2014 GSA Annual Meeting in Vancouver, British Columbia (19–22 October 2014)

Paper No. 256-8
Presentation Time: 3:00 PM


POULTON, Simon W.1, GUILBAUD, Romain1, ZHU, Maoyan2 and SHIELDS-ZHOU, Graham A.3, (1)School of Earth and Environment, University of Leeds, Leeds, LS2 9JT, United Kingdom, (2)State Key Laboratory of Palaeobiology and Stratigraphy, Nanjing Institute of Geology and Palaeontology, Chinese Academy of Sciences, 39 East Beijing Road, Nanjing, 210008, China, (3)Department of Earth Sciences, University College London, Gower Street, London, WC1E 6BT

Multiple independent lines of evidence suggest that the mid-Proterozoic ocean was dominantly anoxic, with expansive euxinia along productive continental margins and in epicontinental seas, overlying deeper waters that were ferruginous.
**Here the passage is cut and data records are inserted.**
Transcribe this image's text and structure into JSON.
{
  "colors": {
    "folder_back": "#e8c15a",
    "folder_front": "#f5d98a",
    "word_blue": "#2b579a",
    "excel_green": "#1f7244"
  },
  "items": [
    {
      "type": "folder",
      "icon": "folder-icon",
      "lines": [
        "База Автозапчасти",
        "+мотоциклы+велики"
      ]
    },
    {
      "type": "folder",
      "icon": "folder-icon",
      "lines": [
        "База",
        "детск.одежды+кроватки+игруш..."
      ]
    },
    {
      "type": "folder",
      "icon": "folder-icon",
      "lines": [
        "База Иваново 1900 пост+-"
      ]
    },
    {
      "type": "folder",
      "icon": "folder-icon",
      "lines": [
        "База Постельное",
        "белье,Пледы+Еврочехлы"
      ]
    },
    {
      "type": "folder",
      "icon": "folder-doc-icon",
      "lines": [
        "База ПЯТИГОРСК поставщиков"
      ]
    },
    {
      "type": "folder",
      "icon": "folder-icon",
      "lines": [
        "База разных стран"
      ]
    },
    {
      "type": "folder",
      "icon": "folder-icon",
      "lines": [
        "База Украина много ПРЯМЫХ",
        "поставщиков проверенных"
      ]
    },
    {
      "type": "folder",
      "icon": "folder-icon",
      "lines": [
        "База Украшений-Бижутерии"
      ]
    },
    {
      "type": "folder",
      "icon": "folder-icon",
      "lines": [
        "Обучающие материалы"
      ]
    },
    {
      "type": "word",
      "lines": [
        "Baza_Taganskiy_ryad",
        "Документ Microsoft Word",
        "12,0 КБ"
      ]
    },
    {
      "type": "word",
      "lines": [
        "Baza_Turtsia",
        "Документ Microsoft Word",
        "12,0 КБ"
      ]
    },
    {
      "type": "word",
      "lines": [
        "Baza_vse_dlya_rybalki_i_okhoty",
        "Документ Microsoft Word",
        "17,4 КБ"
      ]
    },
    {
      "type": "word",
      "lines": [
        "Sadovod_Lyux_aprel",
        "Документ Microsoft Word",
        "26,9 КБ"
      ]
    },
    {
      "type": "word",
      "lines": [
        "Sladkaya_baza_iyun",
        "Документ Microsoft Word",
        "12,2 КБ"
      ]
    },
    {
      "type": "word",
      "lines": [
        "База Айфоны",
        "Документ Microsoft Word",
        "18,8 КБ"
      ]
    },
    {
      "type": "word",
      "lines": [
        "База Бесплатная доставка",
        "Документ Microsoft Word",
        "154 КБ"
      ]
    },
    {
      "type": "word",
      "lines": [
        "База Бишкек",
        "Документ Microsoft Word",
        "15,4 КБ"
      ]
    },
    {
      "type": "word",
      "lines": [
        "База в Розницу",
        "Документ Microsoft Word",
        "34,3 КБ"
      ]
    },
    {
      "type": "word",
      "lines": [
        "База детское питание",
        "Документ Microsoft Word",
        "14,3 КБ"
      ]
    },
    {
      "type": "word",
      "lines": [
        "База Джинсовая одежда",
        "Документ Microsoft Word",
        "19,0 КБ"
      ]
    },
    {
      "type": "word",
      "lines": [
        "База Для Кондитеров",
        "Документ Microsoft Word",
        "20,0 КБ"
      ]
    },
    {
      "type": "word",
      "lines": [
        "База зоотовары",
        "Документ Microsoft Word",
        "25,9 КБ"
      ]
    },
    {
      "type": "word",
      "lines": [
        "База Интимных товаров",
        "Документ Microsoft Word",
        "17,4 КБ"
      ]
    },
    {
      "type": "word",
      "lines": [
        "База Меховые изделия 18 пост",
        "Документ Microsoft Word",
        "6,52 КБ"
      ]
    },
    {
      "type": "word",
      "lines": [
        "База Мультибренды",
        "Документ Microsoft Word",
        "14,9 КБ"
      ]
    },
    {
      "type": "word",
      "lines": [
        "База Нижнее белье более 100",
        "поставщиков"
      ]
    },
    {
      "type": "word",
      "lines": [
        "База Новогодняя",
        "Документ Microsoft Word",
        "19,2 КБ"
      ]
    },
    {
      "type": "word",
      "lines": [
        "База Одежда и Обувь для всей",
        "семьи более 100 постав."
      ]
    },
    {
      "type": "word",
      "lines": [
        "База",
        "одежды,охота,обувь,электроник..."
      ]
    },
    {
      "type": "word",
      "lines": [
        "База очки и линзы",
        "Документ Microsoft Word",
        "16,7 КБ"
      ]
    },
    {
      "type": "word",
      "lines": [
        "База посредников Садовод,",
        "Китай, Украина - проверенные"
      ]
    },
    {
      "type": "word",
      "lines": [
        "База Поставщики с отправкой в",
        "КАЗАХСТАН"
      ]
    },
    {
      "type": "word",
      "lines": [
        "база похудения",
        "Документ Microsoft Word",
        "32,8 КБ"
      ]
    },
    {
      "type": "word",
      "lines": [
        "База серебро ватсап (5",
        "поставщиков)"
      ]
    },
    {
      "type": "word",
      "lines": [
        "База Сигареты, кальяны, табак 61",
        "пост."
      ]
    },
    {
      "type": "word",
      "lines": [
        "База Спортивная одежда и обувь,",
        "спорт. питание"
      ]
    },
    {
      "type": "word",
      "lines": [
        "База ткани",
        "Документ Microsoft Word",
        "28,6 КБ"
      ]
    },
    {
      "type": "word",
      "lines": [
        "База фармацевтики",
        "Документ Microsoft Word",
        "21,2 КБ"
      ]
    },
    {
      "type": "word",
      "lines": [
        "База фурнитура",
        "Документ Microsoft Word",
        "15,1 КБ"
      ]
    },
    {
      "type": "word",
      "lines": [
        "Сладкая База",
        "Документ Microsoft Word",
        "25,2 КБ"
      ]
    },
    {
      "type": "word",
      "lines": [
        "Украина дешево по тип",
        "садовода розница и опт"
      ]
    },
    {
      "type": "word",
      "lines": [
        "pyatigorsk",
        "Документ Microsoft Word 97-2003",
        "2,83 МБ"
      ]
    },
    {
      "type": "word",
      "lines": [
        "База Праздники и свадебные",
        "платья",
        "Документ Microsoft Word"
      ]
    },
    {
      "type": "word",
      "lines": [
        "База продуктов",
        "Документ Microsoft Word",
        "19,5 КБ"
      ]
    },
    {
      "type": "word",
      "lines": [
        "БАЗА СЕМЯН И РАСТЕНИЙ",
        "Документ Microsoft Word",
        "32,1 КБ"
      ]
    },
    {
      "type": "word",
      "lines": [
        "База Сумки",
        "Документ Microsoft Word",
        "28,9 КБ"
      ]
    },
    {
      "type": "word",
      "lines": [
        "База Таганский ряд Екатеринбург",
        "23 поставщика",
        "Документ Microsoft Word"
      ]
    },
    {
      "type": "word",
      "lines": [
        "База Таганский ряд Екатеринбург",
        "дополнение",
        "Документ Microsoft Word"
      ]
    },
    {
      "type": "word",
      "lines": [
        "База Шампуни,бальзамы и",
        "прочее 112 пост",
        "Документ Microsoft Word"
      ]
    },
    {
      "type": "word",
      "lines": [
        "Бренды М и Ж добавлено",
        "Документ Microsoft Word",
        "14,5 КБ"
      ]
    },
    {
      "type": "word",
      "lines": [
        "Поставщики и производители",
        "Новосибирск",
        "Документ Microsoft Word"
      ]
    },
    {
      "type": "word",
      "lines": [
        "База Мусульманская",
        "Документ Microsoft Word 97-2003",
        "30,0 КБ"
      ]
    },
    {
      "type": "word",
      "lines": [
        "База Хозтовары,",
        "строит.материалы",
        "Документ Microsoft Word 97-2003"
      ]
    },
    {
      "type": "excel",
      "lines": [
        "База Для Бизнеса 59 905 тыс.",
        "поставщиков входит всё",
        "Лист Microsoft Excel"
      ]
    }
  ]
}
In contrast, geochemical analyses of later Neoproterozoic marine successions suggest that euxinic environments became much rarer, and instead the global ocean was dominantly ferruginous, prior to the onset of deep ocean oxygenation ~580 million years ago. However, a major gap exists in the record of ocean redox conditions in the early Neoproterozoic, and it is currently not clear whether conditions at this time were similar to the mid-Proterozoic or later Neoproterozoic. To address this, we have focused on reconstructing ocean redox conditions in the ~1.0 Ga Liulaobei, Jiuliqiao and Sidingshan Formations of the Huainan and Feishui Groups, Huainan region, north China craton. These sedimentary successions begin with relatively deep-water continental slope deposits, but shallow upwards to intertidal stromatolitic dolomites, and are thus ideal for identifying potential spatial variability in ocean redox conditions. However, we find no evidence for euxinic water column conditions at any point in the succession, and instead the water column was anoxic and ferruginous throughout this region, suggesting that the early Neoproterozoic was likely characterised by conditions similar to the later Neoproterozoic. In addition, we have reconstructed nutrient cycling at this time, based on detailed analyses of P speciation. In contrast to recent reports, our data suggest that the early Neoproterozoic ocean was highly oligotrophic, due to uptake of P in association with Fe minerals and subsequent sequestration in deposited sediments.